Evaluating the performance of a classification model involves understanding the distribution of predicted and true labels. The contingency_matrix()
function from scikit-learn helps in creating a matrix that shows the counts of true vs. predicted labels.
The contingency_matrix()
function creates a matrix where rows represent true labels and columns represent predicted labels. Each cell shows the count of instances for the corresponding true-predicted label pair. The function compares each true label with the predicted label and increments the corresponding cell in the matrix.
A diagonal matrix indicates perfect classification, while off-diagonal values indicate misclassifications. This metric is useful for both binary and multiclass classification problems. However, it has limitations, such as being less insightful for highly imbalanced datasets and not accounting for the severity of misclassifications.
from sklearn.datasets import make_classification
from sklearn.model_selection import train_test_split
from sklearn.svm import SVC
from sklearn.metrics.cluster import contingency_matrix
# Generate synthetic dataset
X, y = make_classification(n_samples=1000, n_clusters_per_class=1, n_classes=3, random_state=42)

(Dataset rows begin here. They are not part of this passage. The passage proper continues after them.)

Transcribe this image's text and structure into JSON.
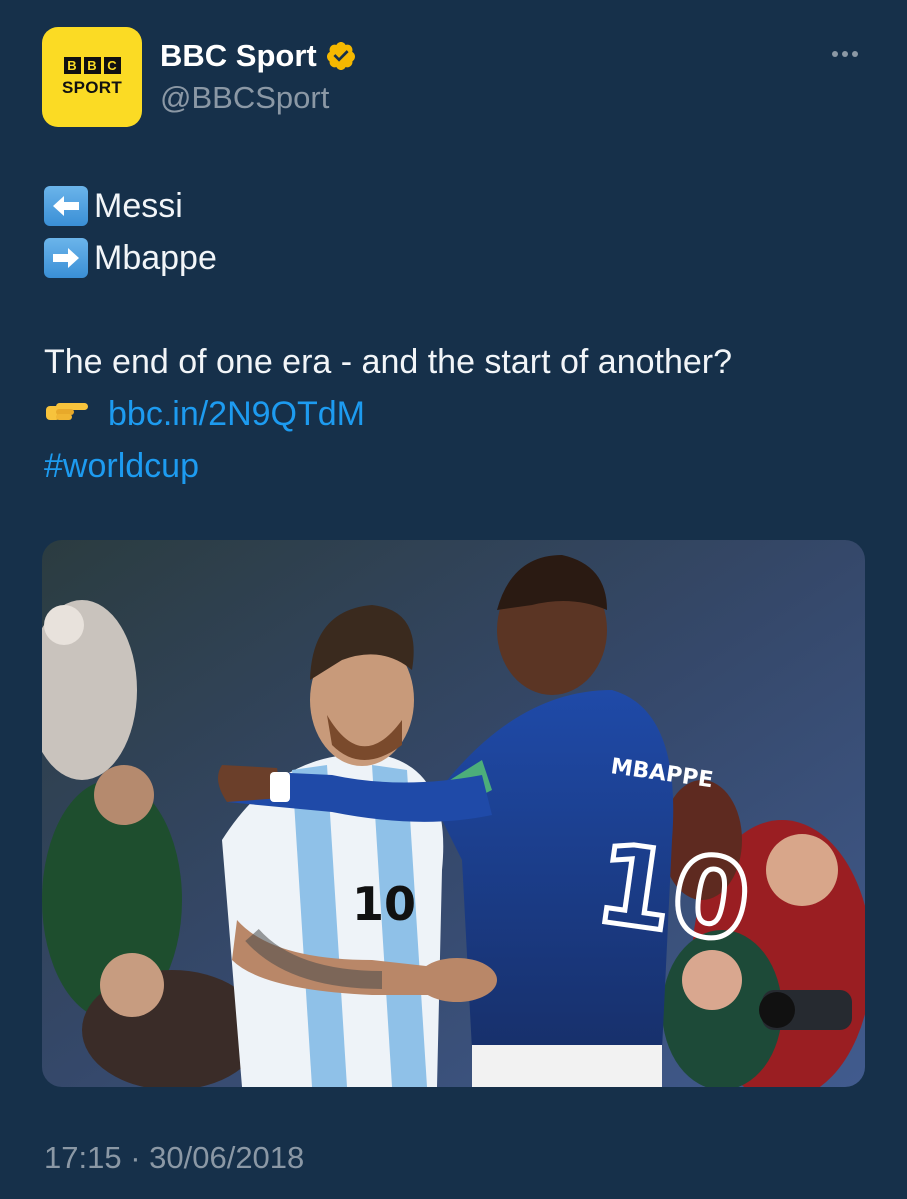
{
  "author": {
    "display_name": "BBC Sport",
    "handle": "@BBCSport",
    "avatar_letters": [
      "B",
      "B",
      "C"
    ],
    "avatar_word": "SPORT",
    "verified": true
  },
  "tweet": {
    "line1_text": "Messi",
    "line2_text": "Mbappe",
    "sentence": "The end of one era - and the start of another?",
    "link_text": "bbc.in/2N9QTdM",
    "hashtag": "#worldcup",
    "timestamp": "17:15 · 30/06/2018"
  },
  "photo": {
    "description_icons": [
      "left-arrow-key-icon",
      "right-arrow-key-icon",
      "pointing-hand-icon"
    ],
    "jersey_left_name": "",
    "jersey_left_number": "10",
    "jersey_right_name": "MBAPPE",
    "jersey_right_number": "10"
  },
  "colors": {
    "background": "#16304a",
    "link": "#1d9bf0",
    "secondary_text": "#8b98a5",
    "avatar_bg": "#fbdb24",
    "verified_badge": "#f5b800"
  }
}
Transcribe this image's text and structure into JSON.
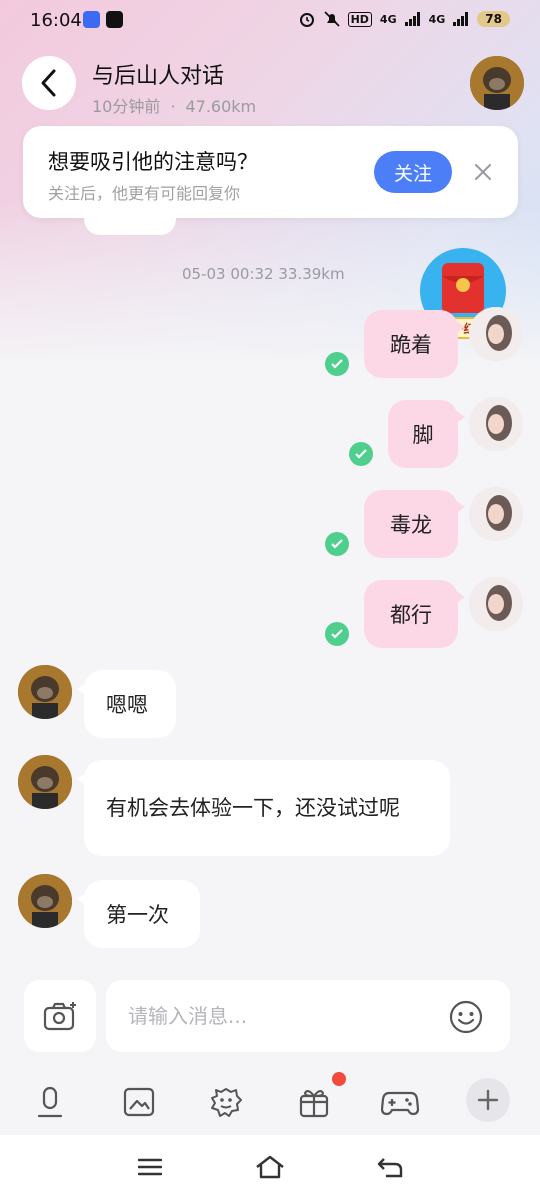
{
  "status": {
    "time": "16:04",
    "hd_label": "HD",
    "net1": "4G",
    "net2": "4G",
    "battery": "78"
  },
  "header": {
    "title": "与后山人对话",
    "time_ago": "10分钟前",
    "separator": "·",
    "distance": "47.60km"
  },
  "follow_prompt": {
    "title": "想要吸引他的注意吗？",
    "subtitle": "关注后，他更有可能回复你",
    "button": "关注"
  },
  "chat": {
    "timestamp": "05-03 00:32  33.39km",
    "red_packet_label": "五一红包",
    "sent": [
      {
        "text": "跪着"
      },
      {
        "text": "脚"
      },
      {
        "text": "毒龙"
      },
      {
        "text": "都行"
      }
    ],
    "received": [
      {
        "text": "嗯嗯"
      },
      {
        "text": "有机会去体验一下，还没试过呢"
      },
      {
        "text": "第一次"
      }
    ]
  },
  "composer": {
    "placeholder": "请输入消息..."
  },
  "icons": {
    "back": "chevron-left-icon",
    "close": "close-icon",
    "check": "check-icon",
    "camera": "camera-icon",
    "emoji": "smiley-icon",
    "mic": "mic-icon",
    "image": "image-icon",
    "sticker": "sticker-icon",
    "gift": "gift-icon",
    "game": "gamepad-icon",
    "plus": "plus-icon"
  },
  "colors": {
    "accent": "#4c7ef7",
    "sent_bubble": "#fcd7e6",
    "read_check": "#4fcf8e",
    "notify_dot": "#f24a3d"
  }
}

# Split into train and test sets
X_train, X_test, y_train, y_test = train_test_split(X, y, test_size=0.2, random_state=42)
# Train an SVM classifier
clf = SVC(kernel='linear', C=1, random_state=42)
clf.fit(X_train, y_train)
# Predict on test set
y_pred = clf.predict(X_test)
# Calculate contingency matrix
cm = contingency_matrix(y_test, y_pred)
print(f"Contingency Matrix:\n{cm}")
Running the example gives an output like:
Contingency Matrix:
[[60 2 4]
[ 9 51 1]
[ 5 0 68]]
The steps are as follows:
- Generate a synthetic multiclass classification dataset using
make_classification()
. - Split the dataset into training and test sets using
train_test_split()
. - Train an
SVC
classifier with a linear kernel. - Predict labels on the test set using the trained classifier.
- Calculate the contingency matrix using
contingency_matrix()
by comparing true and predicted labels.
This example demonstrates how to use contingency_matrix()
from scikit-learn to evaluate a classification model by visualizing the distribution of true versus predicted labels.